I don't know anything about hang gliding



I'm in the same boat. Maybe Lee & you are correct.

It just seemed to me that to keep flying was the poor choice.

I wasn't there, I have only seen the video a number of times.

Jerry Baumchen



This has happened quite a few times before.

B.C. hang-glider pilot pleads guilty in woman’s death
A British Columbia hang-glider pilot whose failure to hook in his passenger caused a dramatic mid-air struggle, which ended with the woman falling 300 metres to her death, pleaded guilty Friday to criminal negligence.

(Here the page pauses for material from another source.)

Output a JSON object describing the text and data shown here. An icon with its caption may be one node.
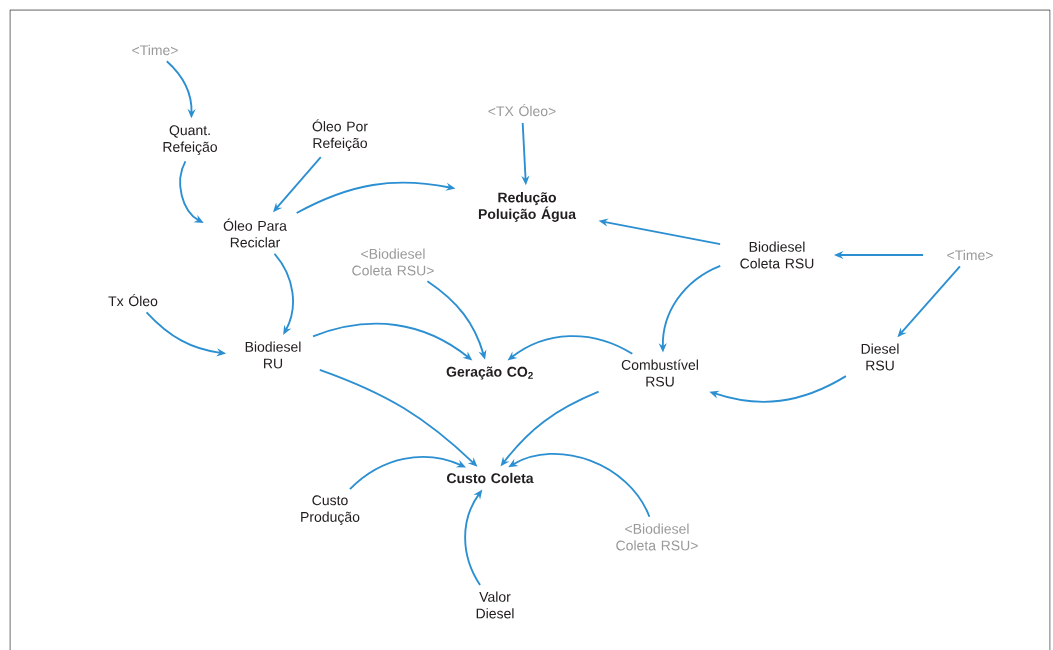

William Jon Orders pleaded guilty to criminal negligence causing the death of 28-year-old Lenami Godinez-Avila, who fell from Orders' hang-glider shortly after takeoff above B.C.'s Fraser Valley on April 28, 2012.
https://www.theglobeandmail.com/news/british-columbia/bc-hang-glider-pilot-pleads-guilty-in-womans-death/article16749684/

Prior to launch a safety check is done called a "hang check". Whereby you hang from your harness to ensure you are hooked in. You look up to your locking carabiner to ensure that your suspension harness in untangled, lines are straight and that you're hooked in. Its similar to ensuring flight controls of a AC are
free.

He should have immediately done a 180 turn and landed on the up slope of the hill he took off from. Most cases like this end up with the pilot falling to their deaths. Usually within a half minute or so of launch.

The way the passenger was hanging from the lower control bar and the harness of the pilot. Wouldn't affect the control forces for the pilot much at all. As seen by the fact he was only flying with one arm for most of the flight down. The BC outcome would be the norm for this type of very serious mistake.